Pope Francis will meet with some of the world's oil executives next week, likely to give them another moral nudge to clean up their act on global warming.
Climate change policy and science experts are cautiously hopeful but aren't expecting any miracles or even noticeable changes.
The conference will be a follow-up to the pope's encyclical three years ago calling on people to save the planet from climate change and other environmental ills, Vatican spokesman Greg Burke said on Friday.
Cardinal Peter Turkson, who spearheaded the encyclical, set up the June 8-9 conference with the executives. The pope himself will speak to the leaders on the second day of the summit, organised with the University of Notre Dame, Burke said.
Officials at the Vatican and Notre Dame would not disclose who is coming, but Axios, the news site that first reported the summit, said executives from BP and ExxonMobil would attend.
Messages left for representatives of the energy companies weren't immediately returned.
Oil companies have talked about fighting climate change, but they haven't done much beyond talk, said MIT management professor John Sterman.

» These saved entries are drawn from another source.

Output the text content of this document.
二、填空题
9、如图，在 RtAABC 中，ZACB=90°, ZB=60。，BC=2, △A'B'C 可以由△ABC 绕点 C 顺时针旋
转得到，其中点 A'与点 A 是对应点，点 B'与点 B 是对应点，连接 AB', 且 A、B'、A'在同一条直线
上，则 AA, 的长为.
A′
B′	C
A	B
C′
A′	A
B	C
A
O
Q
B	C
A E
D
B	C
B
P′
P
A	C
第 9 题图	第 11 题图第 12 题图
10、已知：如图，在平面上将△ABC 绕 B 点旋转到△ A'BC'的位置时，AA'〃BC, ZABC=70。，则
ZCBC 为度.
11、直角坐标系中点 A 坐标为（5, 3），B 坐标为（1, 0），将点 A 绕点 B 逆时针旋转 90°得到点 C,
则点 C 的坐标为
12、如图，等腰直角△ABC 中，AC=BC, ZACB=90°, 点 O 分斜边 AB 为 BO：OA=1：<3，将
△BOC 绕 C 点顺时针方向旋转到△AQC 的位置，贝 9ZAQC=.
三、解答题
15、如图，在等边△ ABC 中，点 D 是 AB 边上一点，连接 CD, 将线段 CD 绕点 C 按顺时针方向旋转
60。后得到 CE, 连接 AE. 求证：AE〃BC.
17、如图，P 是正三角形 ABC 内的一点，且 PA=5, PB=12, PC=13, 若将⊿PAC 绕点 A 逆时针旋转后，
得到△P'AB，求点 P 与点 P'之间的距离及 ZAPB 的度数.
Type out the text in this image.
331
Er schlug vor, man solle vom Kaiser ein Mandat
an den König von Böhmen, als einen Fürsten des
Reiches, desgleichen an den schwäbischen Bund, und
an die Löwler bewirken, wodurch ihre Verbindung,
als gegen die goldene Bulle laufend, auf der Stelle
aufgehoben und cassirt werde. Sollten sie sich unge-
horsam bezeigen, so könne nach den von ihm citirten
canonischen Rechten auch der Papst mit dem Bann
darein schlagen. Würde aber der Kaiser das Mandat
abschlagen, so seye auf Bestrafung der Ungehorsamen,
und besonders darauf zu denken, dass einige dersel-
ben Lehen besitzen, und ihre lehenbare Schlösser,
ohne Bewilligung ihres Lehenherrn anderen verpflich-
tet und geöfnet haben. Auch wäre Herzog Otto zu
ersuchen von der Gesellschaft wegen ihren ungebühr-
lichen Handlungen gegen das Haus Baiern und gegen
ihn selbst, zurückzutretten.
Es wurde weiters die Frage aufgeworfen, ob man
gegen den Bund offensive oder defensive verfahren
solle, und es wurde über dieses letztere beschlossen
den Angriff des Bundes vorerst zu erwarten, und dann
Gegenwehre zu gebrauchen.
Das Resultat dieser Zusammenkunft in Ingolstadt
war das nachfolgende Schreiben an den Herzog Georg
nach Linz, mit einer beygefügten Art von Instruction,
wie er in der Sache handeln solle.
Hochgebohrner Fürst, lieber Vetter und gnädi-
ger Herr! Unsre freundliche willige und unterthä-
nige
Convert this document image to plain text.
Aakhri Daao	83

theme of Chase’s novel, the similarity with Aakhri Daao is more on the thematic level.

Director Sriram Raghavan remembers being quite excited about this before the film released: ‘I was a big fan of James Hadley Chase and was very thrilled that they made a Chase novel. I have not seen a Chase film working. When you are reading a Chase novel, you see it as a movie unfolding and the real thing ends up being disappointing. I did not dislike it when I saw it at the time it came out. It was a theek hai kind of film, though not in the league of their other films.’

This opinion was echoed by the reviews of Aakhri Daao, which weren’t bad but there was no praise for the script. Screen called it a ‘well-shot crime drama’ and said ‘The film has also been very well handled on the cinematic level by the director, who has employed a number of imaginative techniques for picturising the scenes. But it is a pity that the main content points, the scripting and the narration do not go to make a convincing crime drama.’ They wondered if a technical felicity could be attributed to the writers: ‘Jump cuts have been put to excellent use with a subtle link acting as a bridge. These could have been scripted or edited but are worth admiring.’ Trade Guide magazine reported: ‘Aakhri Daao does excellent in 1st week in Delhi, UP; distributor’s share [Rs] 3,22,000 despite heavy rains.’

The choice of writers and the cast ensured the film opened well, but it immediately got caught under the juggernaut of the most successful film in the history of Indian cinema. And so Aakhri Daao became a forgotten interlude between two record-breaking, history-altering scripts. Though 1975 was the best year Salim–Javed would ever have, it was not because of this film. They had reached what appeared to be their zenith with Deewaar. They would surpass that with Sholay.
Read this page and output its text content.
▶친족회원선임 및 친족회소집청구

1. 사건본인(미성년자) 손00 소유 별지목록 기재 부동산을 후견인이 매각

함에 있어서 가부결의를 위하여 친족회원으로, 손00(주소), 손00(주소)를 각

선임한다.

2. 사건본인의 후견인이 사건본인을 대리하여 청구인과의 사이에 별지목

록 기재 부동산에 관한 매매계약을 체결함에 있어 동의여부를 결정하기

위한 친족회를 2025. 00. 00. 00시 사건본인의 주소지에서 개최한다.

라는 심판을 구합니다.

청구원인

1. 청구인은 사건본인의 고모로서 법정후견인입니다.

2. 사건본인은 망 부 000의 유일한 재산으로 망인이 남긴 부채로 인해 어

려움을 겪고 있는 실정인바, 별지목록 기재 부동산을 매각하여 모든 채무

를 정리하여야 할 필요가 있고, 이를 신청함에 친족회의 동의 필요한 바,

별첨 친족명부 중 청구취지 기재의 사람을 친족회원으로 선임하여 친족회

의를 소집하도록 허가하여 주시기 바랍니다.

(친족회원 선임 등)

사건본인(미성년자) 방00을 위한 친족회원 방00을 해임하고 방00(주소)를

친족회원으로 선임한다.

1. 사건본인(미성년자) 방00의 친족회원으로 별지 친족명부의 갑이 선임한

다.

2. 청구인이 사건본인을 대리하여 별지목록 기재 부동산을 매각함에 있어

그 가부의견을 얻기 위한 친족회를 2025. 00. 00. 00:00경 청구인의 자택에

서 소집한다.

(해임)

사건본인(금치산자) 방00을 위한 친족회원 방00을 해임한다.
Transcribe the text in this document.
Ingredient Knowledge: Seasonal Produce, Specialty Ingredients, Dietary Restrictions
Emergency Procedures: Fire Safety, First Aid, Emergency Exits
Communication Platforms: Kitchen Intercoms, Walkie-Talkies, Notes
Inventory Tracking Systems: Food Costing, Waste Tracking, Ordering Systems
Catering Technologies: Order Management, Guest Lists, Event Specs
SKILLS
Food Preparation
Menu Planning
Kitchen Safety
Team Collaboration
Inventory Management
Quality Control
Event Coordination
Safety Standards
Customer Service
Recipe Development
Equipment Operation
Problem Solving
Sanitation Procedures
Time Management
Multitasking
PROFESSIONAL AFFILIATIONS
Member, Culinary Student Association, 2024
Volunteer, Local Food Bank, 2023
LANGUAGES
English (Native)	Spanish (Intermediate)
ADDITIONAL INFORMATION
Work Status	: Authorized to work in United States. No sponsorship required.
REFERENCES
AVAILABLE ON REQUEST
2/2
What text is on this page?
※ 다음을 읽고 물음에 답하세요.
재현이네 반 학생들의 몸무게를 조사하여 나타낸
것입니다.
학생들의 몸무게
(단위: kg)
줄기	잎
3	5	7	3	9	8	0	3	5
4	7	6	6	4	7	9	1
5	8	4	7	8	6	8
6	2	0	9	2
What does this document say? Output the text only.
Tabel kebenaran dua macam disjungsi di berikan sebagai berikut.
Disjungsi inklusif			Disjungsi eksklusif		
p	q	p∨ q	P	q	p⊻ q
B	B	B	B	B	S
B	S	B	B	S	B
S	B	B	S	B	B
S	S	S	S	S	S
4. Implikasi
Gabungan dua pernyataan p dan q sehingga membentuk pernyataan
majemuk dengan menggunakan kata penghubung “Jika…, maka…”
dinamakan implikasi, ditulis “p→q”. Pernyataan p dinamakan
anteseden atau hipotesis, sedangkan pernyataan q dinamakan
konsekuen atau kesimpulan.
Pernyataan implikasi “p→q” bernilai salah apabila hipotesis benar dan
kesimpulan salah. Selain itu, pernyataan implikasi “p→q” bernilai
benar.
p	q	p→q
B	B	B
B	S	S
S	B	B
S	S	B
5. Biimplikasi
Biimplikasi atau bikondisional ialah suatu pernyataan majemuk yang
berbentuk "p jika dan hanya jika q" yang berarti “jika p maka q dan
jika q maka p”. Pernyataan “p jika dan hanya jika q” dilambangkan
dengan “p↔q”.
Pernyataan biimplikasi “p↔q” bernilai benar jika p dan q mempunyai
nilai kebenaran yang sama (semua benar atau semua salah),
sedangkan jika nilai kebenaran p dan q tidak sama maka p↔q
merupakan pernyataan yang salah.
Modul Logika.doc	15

The pope offers "moral persuasion," but if it is just a photo opportunity for oil executives to show-off "it doesn't mean anything and in fact it's just PR to help oil companies burnish up their image while they continue to delay actions," Sterman said.
Jerry Taylor, president of the Washington libertarian-oriented think-tank Niskanen Center, said he figures the oil executives will tell the pope they're willing to accept action, such as a tax on heat-trapping carbon dioxide emissions.
"But what is needed is for these oil majors to tell Republican lawmakers of their concern and support for action, not the pope. And this they have not done in any focused, sustained, or meaningful way," Taylor said in an email.
Gary Yohe, an economics and environment professor at Wesleyan University in Connecticut, said the executives might feel compelled to listen to the spiritual leader of nearly 1.3 billion Catholics.
"This is not somebody you can ignore," Yohe said.
"It might be a come-to-Jesus moment for them."